I live i Larvik, Norway and have a great granfather with the name Alf Christiansen who was a sailor and never came home after the war. He married someone named Mary?


----------



## Alf1896

Stni said:


> Hello Vivi.
> 
> I live i Larvik, Norway and have a great granfather with the name Alf Christiansen who was a sailor and never came home after the war. He married someone named Mary?


Hi Stni,
I am Alf and Mary's Grandson and have been looking for my relatives in Norway. I have recently been in contact with my cousin, Anne Lise Strom after being introduced to her by Geir Christiansen. Are you part of the same family? I have been trying to find out who Vivi is as well as she knows that Alf came to Liverpool. I had assumed she was a decendent of Alf and Margit? I posted a message on shipsnostagia myself in March but Vivi has not visited the site for 8 months so i've been awaiting a response at some point?
Best Regards
Chris


----------



## Stni

Hi Stni,
I am Alf and Mary's Grandson and have been looking for my relatives in Norway. I have recently been in contact with my cousin, Anne Lise Strom after being introduced to her by Geir Christiansen. Are you part of the same family? I have been trying to find out who Vivi is as well as she knows that Alf came to Liverpool. I had assumed she was a decendent of Alf and Margit? I posted a message on shipsnostagia myself in March but Vivi has not visited the site for 8 months so i've been awaiting a response at some point?
Best Regards
Chris
[/QUOTE]

Hi. Yes they are


----------



## Alf1896

Hi, I'll let you know if i find anything out. Sounds like a mystery as to who Vivi is. I have asked the shipsnostalgia administrator to pass my email address on so i'll await news. Cheers. Chris


----------



## Hugh MacLean

I have Alf Christiansen departing Liverpool onboard HIGHLAND PRINCESS on 21st September 1940 - along with over 100 Norwegians, their occupations given as 'Whaling' and their destination Montivideo.

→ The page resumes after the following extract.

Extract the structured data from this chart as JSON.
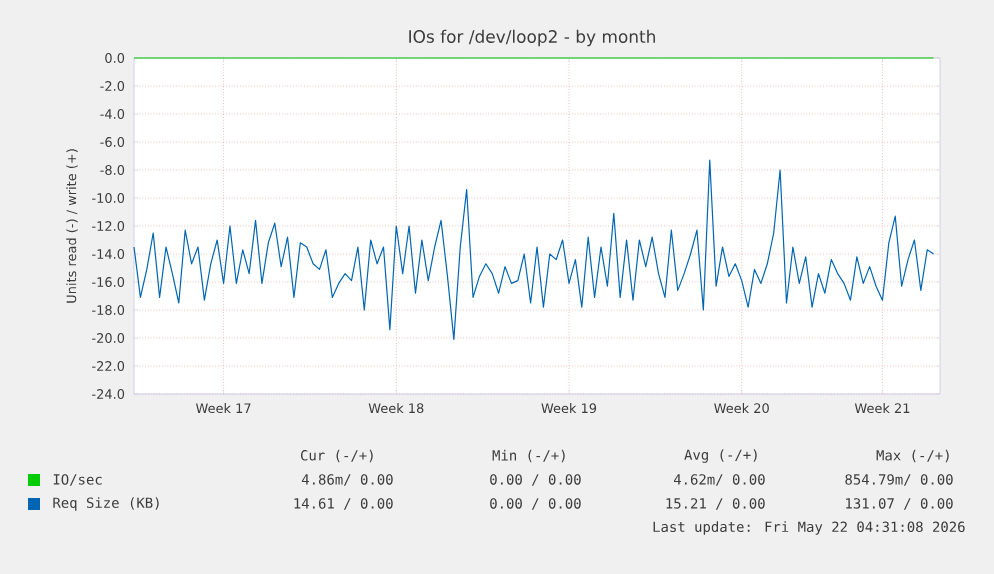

I also have a return journey for Alf on the same ship on 18th August 1941 - Montivideo to Liverpool and his occupation is given as Carpenter.
Regards
Hugh


----------



## Alf1896

Thanks very much for this Hugh. I attach a photo of Alf (centre) and 2 shipmates in a park in Montevideo. They were based at the whaling station at Grytviken in South Georgia so must have travelled to and fro Montevideo en route to back home. We know that he arrived in Liverpool in 1941 and as the Germans had invaded Norway by then, he could not return home. He ended up settling in Liverpool, where he spent the rest of his life until his death in 1965. Thanks again. If you come across anything else, please let me know. Cheers. Chris


----------